No, I have no shame; I'm ripping off a thought from my own mother. But she sent this email yesterday and I've been thinking about it, and wanted to share.
I think I mentioned to you that when S was at [a social service organization] they had a real problem after 9/11 because everyone was sending money to New York, and nothing was left for the folks here. Well, I know that the Tsunami did the same thing because the last time I brought stuff to [a homeless shelter] I talked about it with the woman in charge of donations.
Today I called [a shelter for battered women and their kids] because I needed to make arrangements to drop stuff off. She was so excited because I "wasn't abandoning them like so many other folks were". So I started really thinking it through.
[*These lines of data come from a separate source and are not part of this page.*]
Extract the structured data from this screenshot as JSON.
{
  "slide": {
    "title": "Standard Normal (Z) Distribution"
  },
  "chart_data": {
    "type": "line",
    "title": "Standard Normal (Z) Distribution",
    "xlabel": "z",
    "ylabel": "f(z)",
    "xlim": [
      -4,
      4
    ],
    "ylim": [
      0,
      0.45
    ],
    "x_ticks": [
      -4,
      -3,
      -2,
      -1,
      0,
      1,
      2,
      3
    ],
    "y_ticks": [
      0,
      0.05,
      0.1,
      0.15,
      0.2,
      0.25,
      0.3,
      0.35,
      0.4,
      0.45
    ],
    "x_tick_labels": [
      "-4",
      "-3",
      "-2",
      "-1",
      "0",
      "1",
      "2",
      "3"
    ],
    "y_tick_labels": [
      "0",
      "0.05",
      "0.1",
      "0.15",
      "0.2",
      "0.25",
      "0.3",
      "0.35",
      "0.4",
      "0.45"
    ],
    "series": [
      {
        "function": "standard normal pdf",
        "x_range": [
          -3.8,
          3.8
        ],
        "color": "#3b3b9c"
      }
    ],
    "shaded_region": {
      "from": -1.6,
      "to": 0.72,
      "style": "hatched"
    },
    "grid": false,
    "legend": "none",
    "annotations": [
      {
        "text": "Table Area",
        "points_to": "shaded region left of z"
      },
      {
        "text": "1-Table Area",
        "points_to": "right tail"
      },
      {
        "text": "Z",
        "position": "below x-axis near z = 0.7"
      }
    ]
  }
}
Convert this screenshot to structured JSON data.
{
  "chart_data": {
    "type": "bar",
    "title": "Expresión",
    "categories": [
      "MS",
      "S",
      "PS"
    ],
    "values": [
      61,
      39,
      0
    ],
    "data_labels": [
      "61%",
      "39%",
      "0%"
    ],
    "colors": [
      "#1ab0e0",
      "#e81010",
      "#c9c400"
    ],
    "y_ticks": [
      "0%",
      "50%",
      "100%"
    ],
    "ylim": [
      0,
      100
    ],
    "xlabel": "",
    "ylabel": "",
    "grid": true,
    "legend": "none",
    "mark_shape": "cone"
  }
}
These women and their children, are in some way, in the same position as the Katrina evacuees. They are living in a shelter, under someone else's rules and regs; they have nowhere else to go (except possibly back to an abusive relationship); they can't stay in these shelters forever, and some are now out in the street; and they have no resources.
The difference, as I see it, is that the Katrina folks are going to be getting a lot of help and money from the government, from private donations, from, from, from...they are very visible. The women and kids at [aforementioned shelter] are totally invisible, and aren't getting much from anyone. So, I will continue to do what I do here. Going through our stuff, and collecting from other people, and bringing it to the people that need it in this community. And making sure that they understand that they are just as important.
I know that a lot of people are feeling pretty helpless right now in the face of the disaster, and like they can't do what they would want to do because of their other commitments--family, school, work. But there are other things we can do that also serve; the work we do within our own communities is just as crucial now as at any other time, or even more so.
Thanks Mom. Now step away from CNN already.